Hz. Ebu Bekir (r.a.)'ın vefatı ile sonuçlanan hastalığı
sırasında müslümanlar kendisinden sonraki halife adayını
belirlemek istemişlerdi. Hz. Ebu Bekir, işi Ensâr ve
Muhâcirlerin ileri gelenleri ile istişâre etmiş, onların,
katılığından çekinmekle birlikte Hz. Ömer (r.a)'den
başkasını bu makama layık görmediklerini anlamıştı.
Kendisi de aynı görüşü paylaşıyordu. Hz. Osman
(r.a)'ı çağırtıp bu konuyu yazı ile belgelemek
istedi. Bazı kaynaklarda hafife adayının adım
yazdırmadan bayıldığı ve Hz. Osman'ın müslümanların
ihtilafını önlemek amacıyla Hz. Ömer'in adını
yazdığı bildirilmektedir. Baygınlığı geçtikten
sonra yazdığını okumasını Hz. Osman'dan
isteyen Hz.
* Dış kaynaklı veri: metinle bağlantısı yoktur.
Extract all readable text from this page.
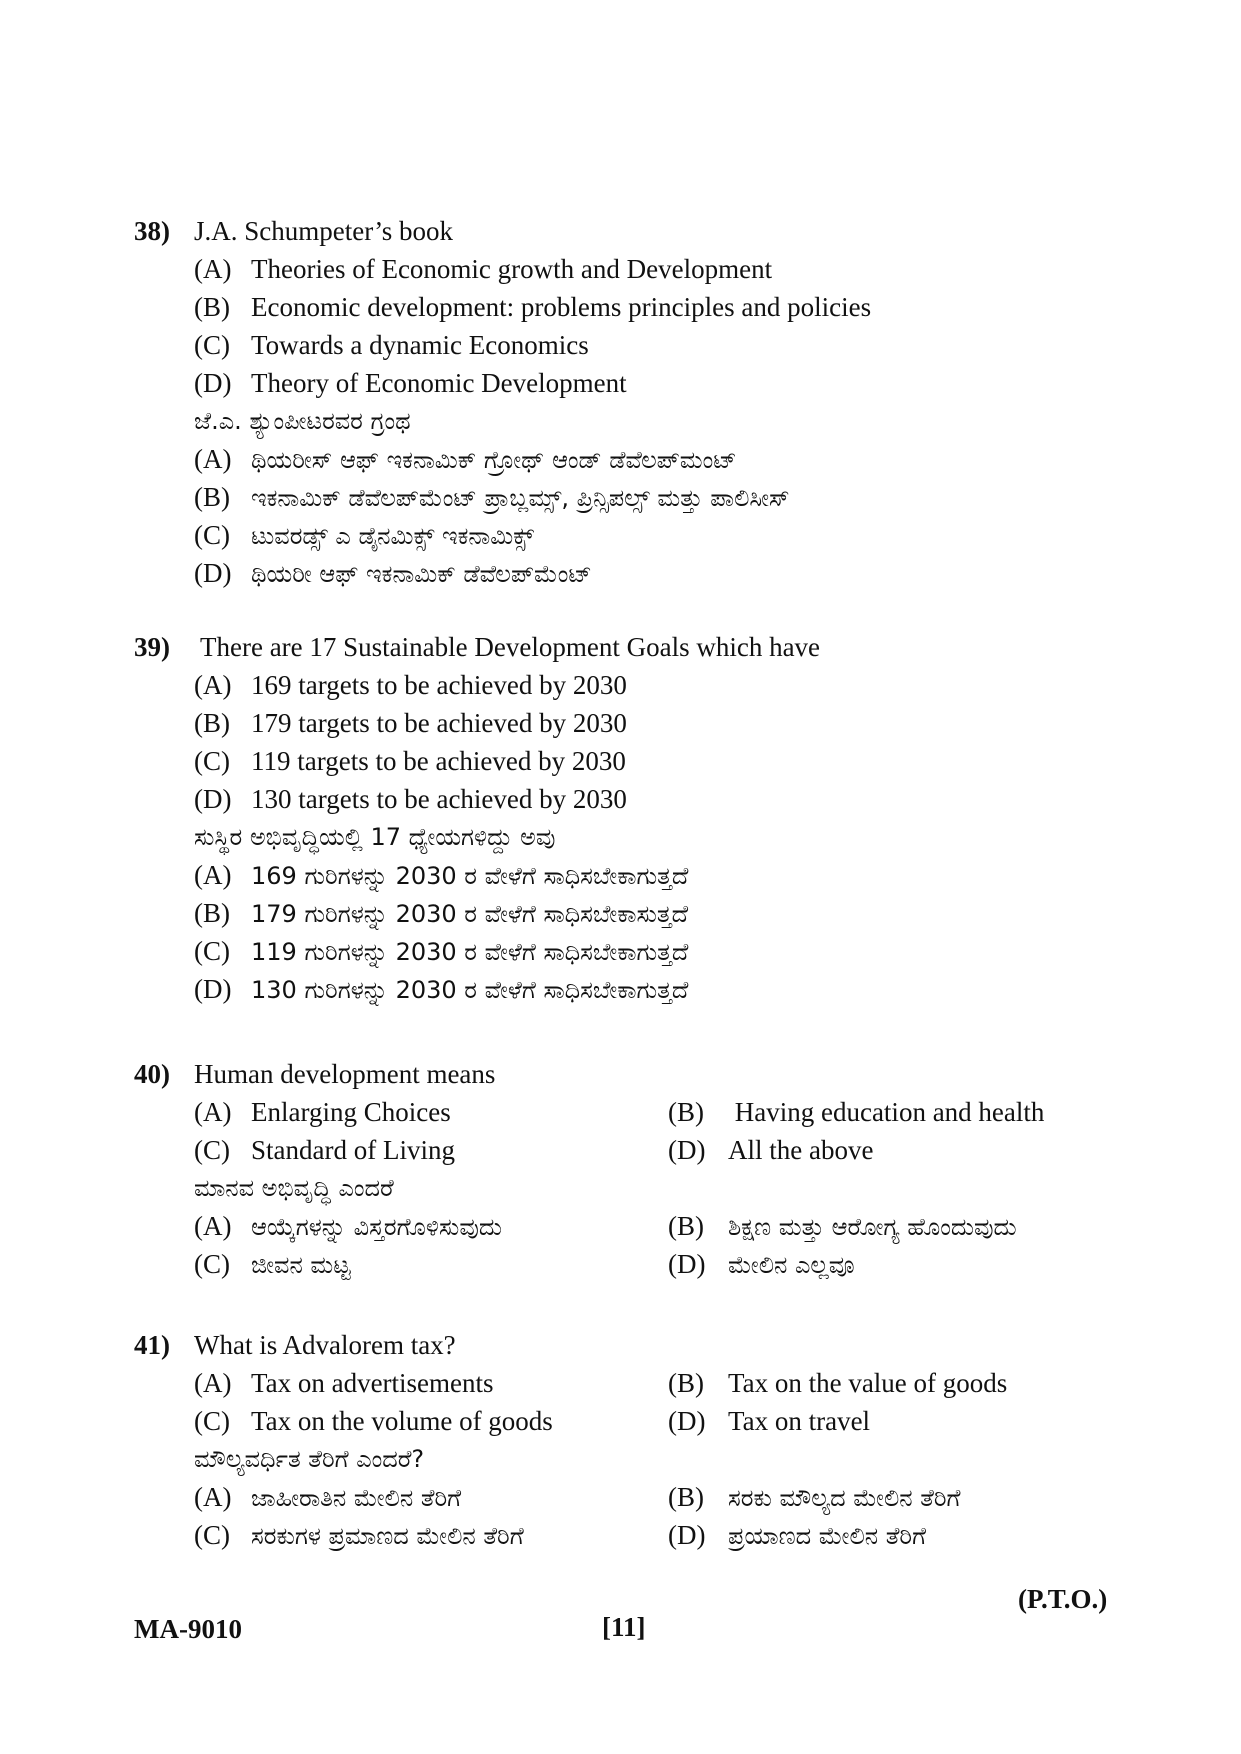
38) J.A. Schumpeter’s book
(A) Theories of Economic growth and Development
(B) Economic development: problems principles and policies
(C) Towards a dynamic Economics
(D) Theory of Economic Development
ಜೆ.ಎ. ಶ್ಯುಂಪೀಟರವರ ಗ್ರಂಥ
(A) ಥಿಯರೀಸ್ ಆಫ್ ಇಕನಾಮಿಕ್ ಗ್ರೋಥ್ ಆಂಡ್ ಡೆವೆಲಪ್‌ಮಂಟ್
(B) ಇಕನಾಮಿಕ್ ಡೆವೆಲಪ್‌ಮೆಂಟ್ ಪ್ರಾಬ್ಲಮ್ಸ್, ಪ್ರಿನ್ಸಿಪಲ್ಸ್ ಮತ್ತು ಪಾಲಿಸೀಸ್
(C) ಟುವರಡ್ಸ್ ಎ ಡೈನಮಿಕ್ಸ್ ಇಕನಾಮಿಕ್ಸ್
(D) ಥಿಯರೀ ಆಫ್ ಇಕನಾಮಿಕ್ ಡೆವೆಲಪ್‌ಮೆಂಟ್
39) There are 17 Sustainable Development Goals which have
(A) 169 targets to be achieved by 2030
(B) 179 targets to be achieved by 2030
(C) 119 targets to be achieved by 2030
(D) 130 targets to be achieved by 2030
ಸುಸ್ಥಿರ ಅಭಿವೃದ್ಧಿಯಲ್ಲಿ 17 ಧ್ಯೇಯಗಳಿದ್ದು ಅವು
(A) 169 ಗುರಿಗಳನ್ನು 2030 ರ ವೇಳೆಗೆ ಸಾಧಿಸಬೇಕಾಗುತ್ತದೆ
(B) 179 ಗುರಿಗಳನ್ನು 2030 ರ ವೇಳೆಗೆ ಸಾಧಿಸಬೇಕಾಸುತ್ತದೆ
(C) 119 ಗುರಿಗಳನ್ನು 2030 ರ ವೇಳೆಗೆ ಸಾಧಿಸಬೇಕಾಗುತ್ತದೆ
(D) 130 ಗುರಿಗಳನ್ನು 2030 ರ ವೇಳೆಗೆ ಸಾಧಿಸಬೇಕಾಗುತ್ತದೆ
40) Human development means
(A) Enlarging Choices	(B) Having education and health
(C) Standard of Living	(D) All the above
ಮಾನವ ಅಭಿವೃದ್ಧಿ ಎಂದರೆ
(A) ಆಯ್ಕೆಗಳನ್ನು ವಿಸ್ತರಗೊಳಿಸುವುದು	(B) ಶಿಕ್ಷಣ ಮತ್ತು ಆರೋಗ್ಯ ಹೊಂದುವುದು
(C) ಜೀವನ ಮಟ್ಟ	(D) ಮೇಲಿನ ಎಲ್ಲವೂ
41) What is Advalorem tax?
(A) Tax on advertisements	(B) Tax on the value of goods
(C) Tax on the volume of goods	(D) Tax on travel
ಮೌಲ್ಯವರ್ಧಿತ ತೆರಿಗೆ ಎಂದರೆ?
(A) ಜಾಹೀರಾತಿನ ಮೇಲಿನ ತೆರಿಗೆ	(B) ಸರಕು ಮೌಲ್ಯದ ಮೇಲಿನ ತೆರಿಗೆ
(C) ಸರಕುಗಳ ಪ್ರಮಾಣದ ಮೇಲಿನ ತೆರಿಗೆ	(D) ಪ್ರಯಾಣದ ಮೇಲಿನ ತೆರಿಗೆ
MA-9010	[11]
(P.T.O.)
Ebu Bekir, Hz. Ömer'in adının okunmasından
memnun olmuş ve bu davranışını övmüştür.
Hz. Ebu Bekir, Hz. Ömer'i istihlaf etmeden önce de müslümanlara,
kendileri için bir halife adayı belirlemesini isteyip
istemediklerini sorunca, onlar bu konuda durumu en iyi kendisinin
değerlendireceğini belirterek ondan aday belirlemesini
istemişlerdi. Hz. Ebu Bekir de onlara Hz. Ömer'i tavsiye etmiş
idi.


Hz. Ebu Bekir, bu tavsiyesini yan ile de belgeledikten sonra,
halkın toplanmasını emretti ve onlara şu sözleri
söyledi:


"Sizin başınıza geçecek, size namaz kıldıracak,
düşmanlarınızla savaşacak birisinin
varlığı kaçınılmazdır. Arzu ederseniz,
toplanır, dilediğimizi seçer, başınıza
getirirsiniz. Dilerseniz görüşümü sizin için açıklarım.
Allah'a and olsun ki sizin hakkınızda hayırdan başka
bir şey istemem."


Halk kendilerine bir aday belirlemesini istedi.
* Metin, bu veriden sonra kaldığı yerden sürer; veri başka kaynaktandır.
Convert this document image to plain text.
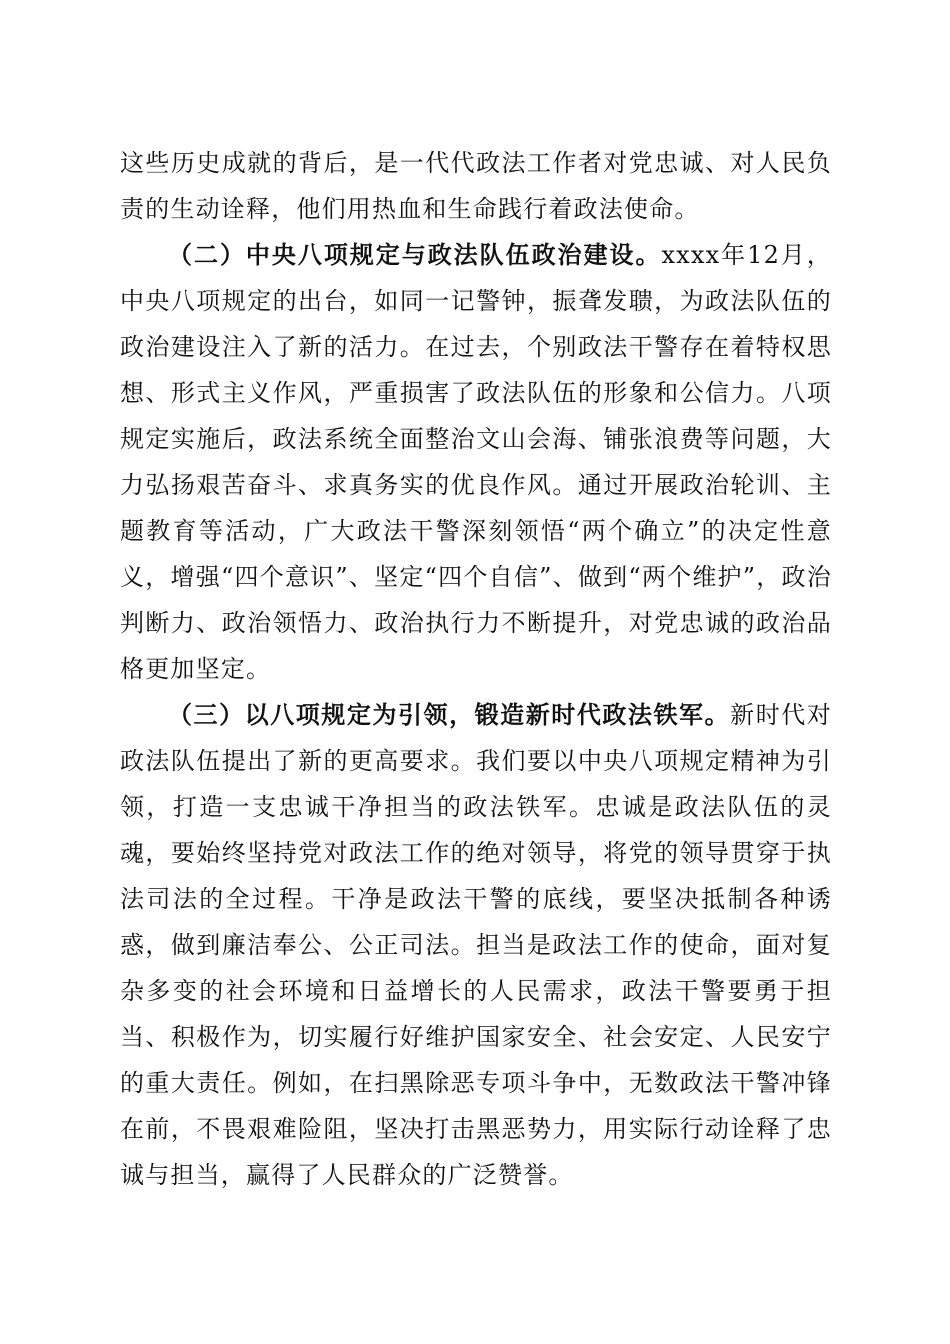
这些历史成就的背后，是一代代政法工作者对党忠诚、对人民负责的生动诠释，他们用热血和生命践行着政法使命。

（二）中央八项规定与政法队伍政治建设。xxxx年12月，中央八项规定的出台，如同一记警钟，振聋发聩，为政法队伍的政治建设注入了新的活力。在过去，个别政法干警存在着特权思想、形式主义作风，严重损害了政法队伍的形象和公信力。八项规定实施后，政法系统全面整治文山会海、铺张浪费等问题，大力弘扬艰苦奋斗、求真务实的优良作风。通过开展政治轮训、主题教育等活动，广大政法干警深刻领悟“两个确立”的决定性意义，增强“四个意识”、坚定“四个自信”、做到“两个维护”，政治判断力、政治领悟力、政治执行力不断提升，对党忠诚的政治品格更加坚定。

（三）以八项规定为引领，锻造新时代政法铁军。新时代对政法队伍提出了新的更高要求。我们要以中央八项规定精神为引领，打造一支忠诚干净担当的政法铁军。忠诚是政法队伍的灵魂，要始终坚持党对政法工作的绝对领导，将党的领导贯穿于执法司法的全过程。干净是政法干警的底线，要坚决抵制各种诱惑，做到廉洁奉公、公正司法。担当是政法工作的使命，面对复杂多变的社会环境和日益增长的人民需求，政法干警要勇于担当、积极作为，切实履行好维护国家安全、社会安定、人民安宁的重大责任。例如，在扫黑除恶专项斗争中，无数政法干警冲锋在前，不畏艰难险阻，坚决打击黑恶势力，用实际行动诠释了忠诚与担当，赢得了人民群众的广泛赞誉。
Bundan sonra Hz. Ebû Bekir, yazdırmış olduğu
mektubu onlara gönderip, orada adı yazılı olan kişiye
bey'at edip etmeyeceklerini sordu. Onlar da mektupta adı
yazılı olanın Ömer (r.a) olduğunu bildirdiklerini açıklayarak
bey'atte bulundular (Ibn Sa'd a.g.e., III, 199 v.d., Ibnü'l-Esîr,
a.g.e., IV,128-131; Şiblî Bütün Yönleriyle Hz. Ömer, I,117-8).
Bundan sonra Islâm Devletinin diğer bölgeleri de vali veya
temsilcileri aracılığıyla bey'atte bulundular.


Devlet idaresindeki tecrübeleriyle Hz. Ebu Bekir bu işi Hz.
Ömer'den başkasının başarı ile yürütemeyeceğini
anlamıştı. ileri gelen müslümanlar da aynı kanâati
paylaşıyorlardı. Bununla birlikte onun kanaatlerinden
faydalanmayı da ihmal etmek istemediler. Fakat herşeye
rağmen Hz. Ebû Bekir'in aday göstermesi onlar için bağlayıcı
değildi. Sahâbe bey'at edip etmemekte serbest idiler.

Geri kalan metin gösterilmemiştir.